Amrinone and milrinone are also used for acute decompensated heart failure.
Mechanism of action:
Dobutamine and dopamine are strong β1 agonists, by which they induce a positive inotropic effect. They bind to the β1 adrenergic receptor, which activates adenylyl cyclase, which produces more cAMP. Increased cAMP increases Ca2+ levels, which increases contractility.
Phosphodiesterase inhibitors inhibit PDE, the enzyme which degrades cAMP intracellularly.
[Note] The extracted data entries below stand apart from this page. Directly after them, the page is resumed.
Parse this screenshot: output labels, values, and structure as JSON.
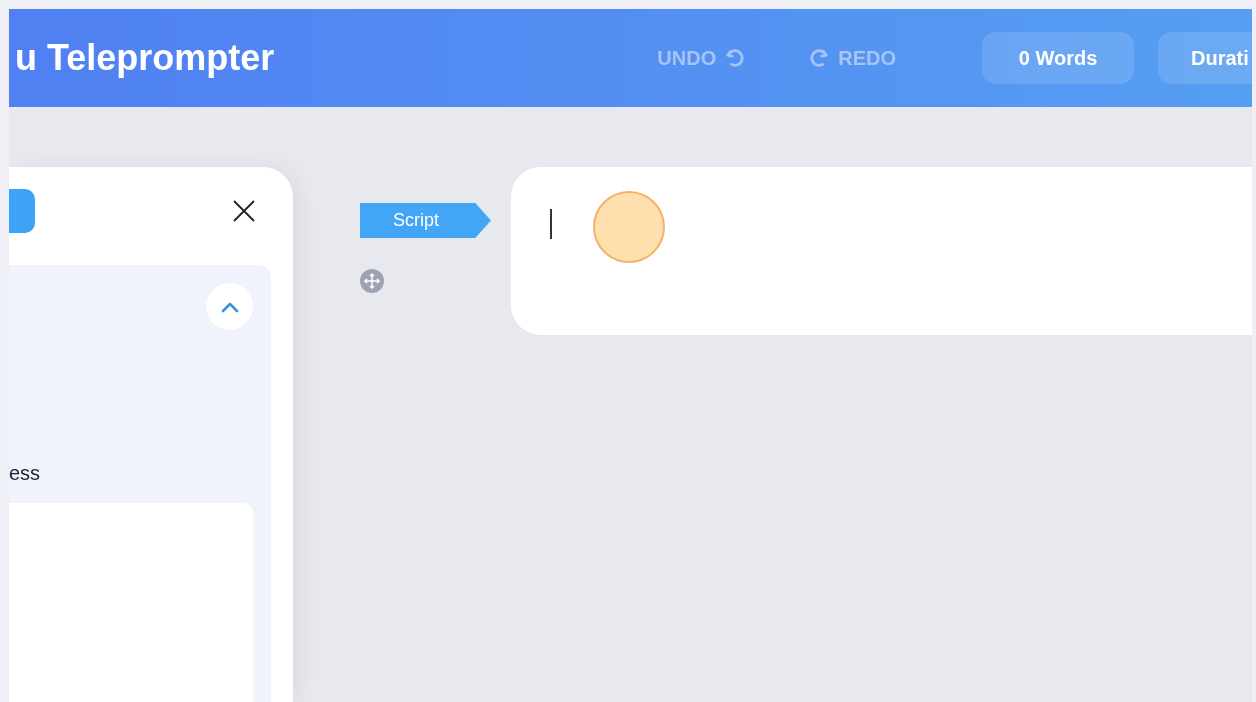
{
  "header": {
    "title": "u Teleprompter",
    "undo": {
      "label": "UNDO",
      "disabled": true
    },
    "redo": {
      "label": "REDO",
      "disabled": true
    },
    "word_count": "0 Words",
    "duration": "Durati"
  },
  "side_panel": {
    "section": {
      "expanded": true,
      "label": "ess"
    }
  },
  "script_tag": "Script"
}
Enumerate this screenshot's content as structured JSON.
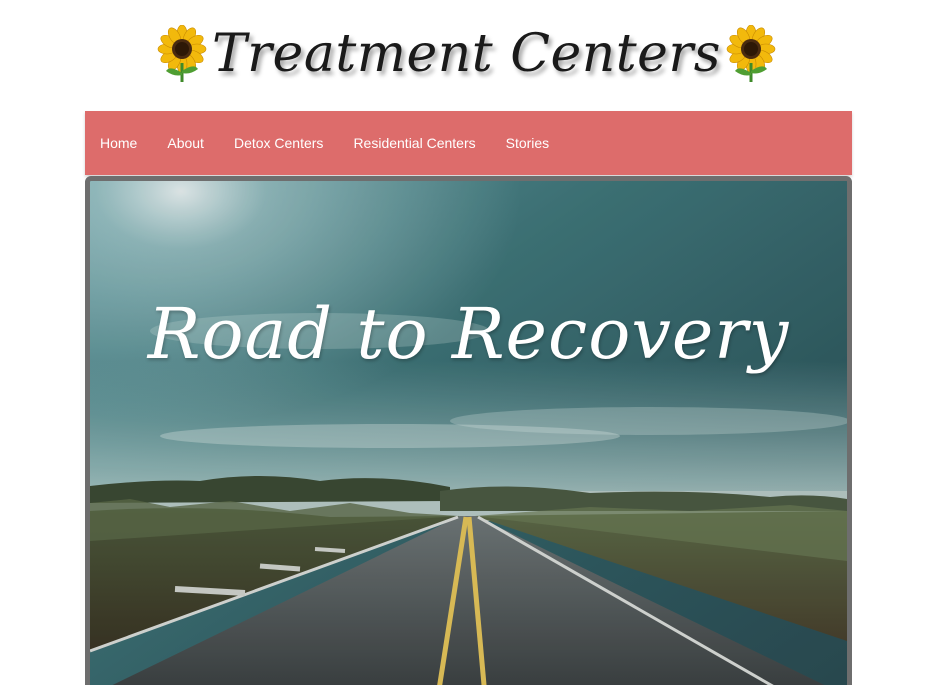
{
  "logo": {
    "text": "Treatment Centers",
    "icon_left": "sunflower-icon",
    "icon_right": "sunflower-icon"
  },
  "nav": {
    "background": "#dd6c6b",
    "items": [
      {
        "label": "Home"
      },
      {
        "label": "About"
      },
      {
        "label": "Detox Centers"
      },
      {
        "label": "Residential Centers"
      },
      {
        "label": "Stories"
      }
    ]
  },
  "hero": {
    "title": "Road to Recovery",
    "image": "road-landscape-photo"
  }
}
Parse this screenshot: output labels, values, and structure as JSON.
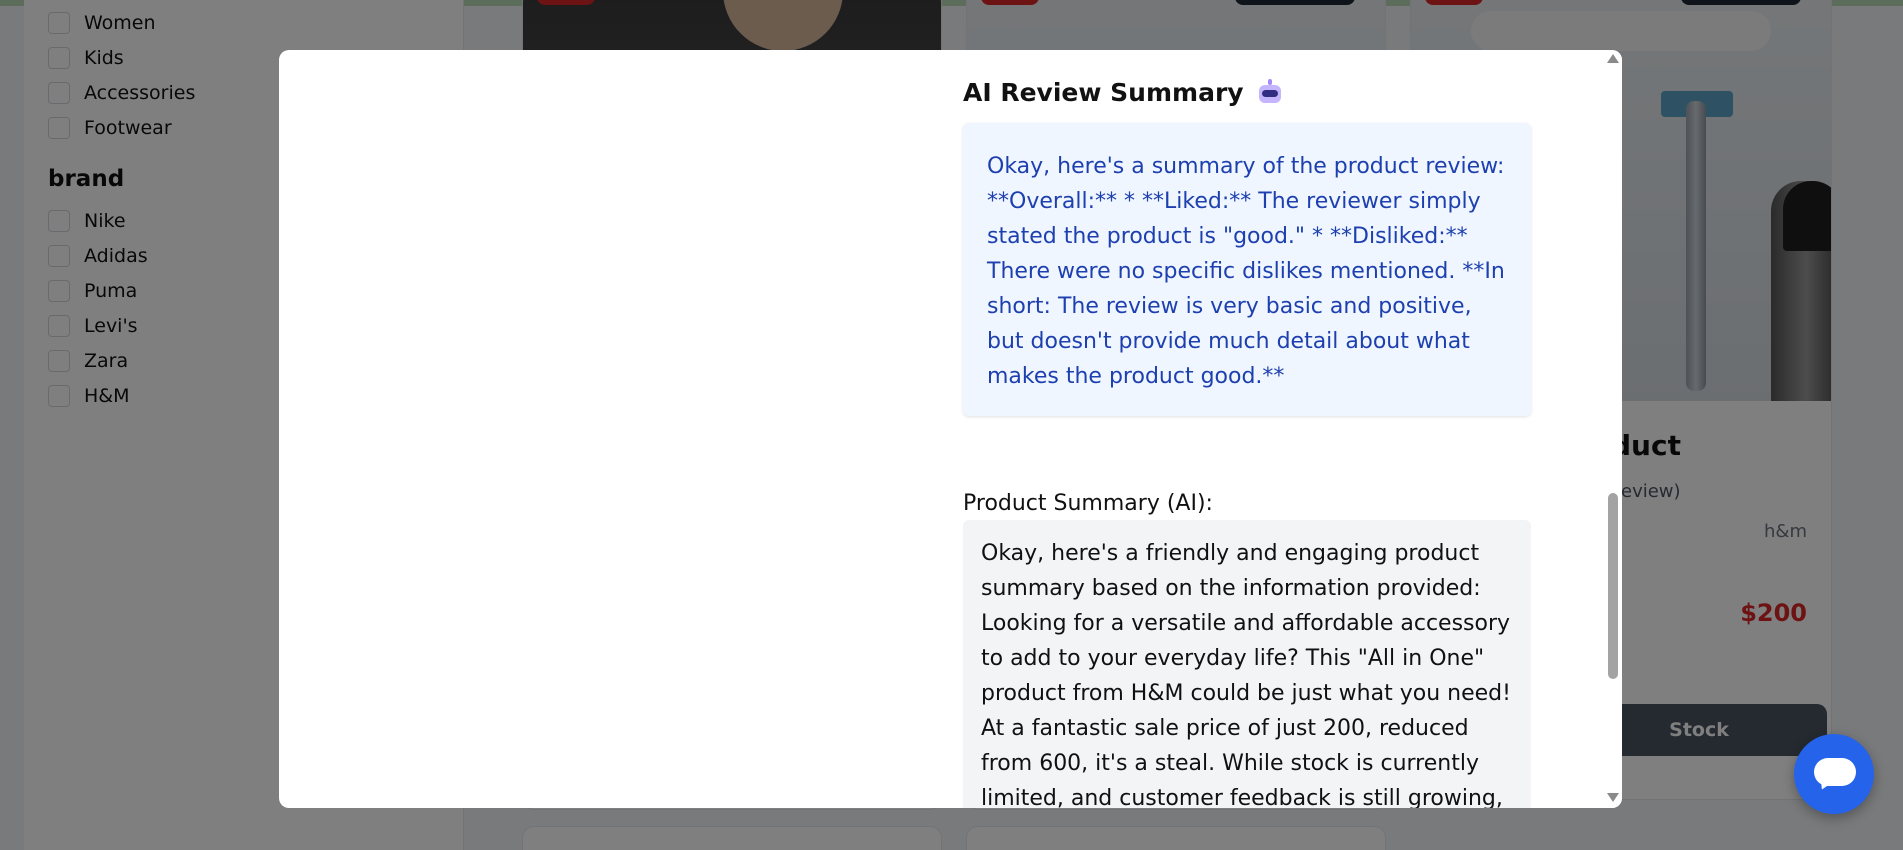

This indirectly increases IC Ca2+.
Ca2+ sensitizers
The important drug here is levosimendan.
Indications:
It’s used in acute decompensated heart failure as a supplement where conventional therapy isn’t adequate.
Mechanism of action:
These drugs bind to troponin and makes it more sensitive to Ca2+. This gives equal effect as the increased intracellular Ca2+. They also cause peripheral vasodilation.
Because these drugs don’t cause any change in ion flow, they don’t increase the energy need of the myocardium. This may be beneficial as the myocardial oxygen requirement isn’t increased. They’re also not arrhythmogenic, which is good.
Hi Nik, i just found out something maybe important: as you said digitoxin is excreted biliary and digoxin renally. It is because digitoxin is lipophilic (in both words is an i) and digoxin is hydrophile (in both words is an o )=> can be used as a mnemonic in which cases you should choose which one of the both (like kidney failure or liver failure). Thanks !
That’s a nice rule to memorize by, but to be honest it’s not really worth to know much about digitoxin because it’s no longer available.
in the sentence “To decrease afterload – arterial vasodilators, ACE or aldosterone inhibitors”
should it be angiotensin receptor blocker instead of aldosterone inhibitor? Since aldosterone inhibitor only decrease plasma volume and therefore only affect the preload?